Joco Stokić

Personal information
- Full name: Jovica Stokić
- Date of birth: 7 April 1987 (age 39)
- Place of birth: Gradačac, SR Bosnia, SFR Yugoslavia
- Height: 1.83 m (6 ft 0 in)
- Positions: Second striker; attacking midfielder;

Team information
- Current team: FK Borac Šamac

Senior career*
- Years: Team / Apps / (Gls)
- 2004–2010: Modriča / 73 / (14)
- 2010: Budapest Honvéd / 1 / (0)
- 2011: Zvijezda Gradačac / 6 / (0)
- 2011: Kecskemét / 10 / (2)
- 2012: BSK Borča / 6 / (0)
- 2012–2013: Borac Banja Luka / 43 / (22)
- 2014: Jeju United / 5 / (0)
- 2014–2015: Borac Banja Luka / 26 / (10)
- 2015–2016: Željezničar Sarajevo / 14 / (0)
- 2016: Radnik Bijeljina / 8 / (1)
- 2016: Al-Jahra / 11 / (4)
- 2017: Čelik Zenica / 5 / (1)
- 2017–2019: Tuzla City / 30 / (1)
- 2019: Sloga GC / 11 / (3)
- 2019–2020: Alfa Modriča / 11 / (2)
- 2020–: FK Borac Šamac
- Total:  / 260 / (60)

International career
- 2005: Bosnia-Herzegovina U19 / 3 / (0)
- Bosnia-Herzegovina U21 / 1 / (0)

Managerial career
- 12.9.2023-: FK Alfa Modriča

= Jovica Stokić =

Bosnian footballer

Jovica "Joco" Stokić (Serbian Cyrillic: Јовица "Јоцо" Стокић; born 7 April 1987 in Gradačac) is a Bosnian professional footballer who plays for FK Borac Šamac after a spell at FK Alfa Modriča.

==Club career==
After playing 5 years with FK Modriča he moved abroad to Hungary in summer 2010 by signing with Nemzeti Bajnokság I side Budapest Honvéd FC. During the winter break he moved back to Bosnia to play with NK Zvijezda Gradačac in the Bosnian Premier League but next summer he moved back to Hungary this time to play with another top flight club, Kecskeméti TE. During the winter break of the 2011–12 season he moved to Serbia to play with SuperLiga side FK BSK Borča.
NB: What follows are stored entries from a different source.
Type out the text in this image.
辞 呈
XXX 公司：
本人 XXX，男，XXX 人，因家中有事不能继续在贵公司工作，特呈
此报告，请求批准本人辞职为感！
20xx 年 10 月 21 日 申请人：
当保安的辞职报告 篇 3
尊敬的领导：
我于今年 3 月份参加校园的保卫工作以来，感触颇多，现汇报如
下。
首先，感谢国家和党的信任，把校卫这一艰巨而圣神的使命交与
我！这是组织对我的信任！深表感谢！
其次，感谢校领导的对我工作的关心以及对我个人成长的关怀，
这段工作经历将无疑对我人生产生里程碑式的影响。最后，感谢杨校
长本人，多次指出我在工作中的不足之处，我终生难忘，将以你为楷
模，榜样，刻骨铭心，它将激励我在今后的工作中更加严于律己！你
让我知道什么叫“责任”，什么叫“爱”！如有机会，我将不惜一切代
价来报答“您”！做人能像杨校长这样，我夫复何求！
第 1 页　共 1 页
In summer 2017 he left Čelik Zenica after spells earlier in Kuwait and with Bosnian powerhouses Borac Banja Luka and Željezničar Sarajevo among others.

On 18 January 2019, Stokić joined OFK Sloga. Stokić then joined FK Alfa Modriča ahead of the 2019/20 season.

==International career==
He was part of the Bosnian U19 and U21 teams.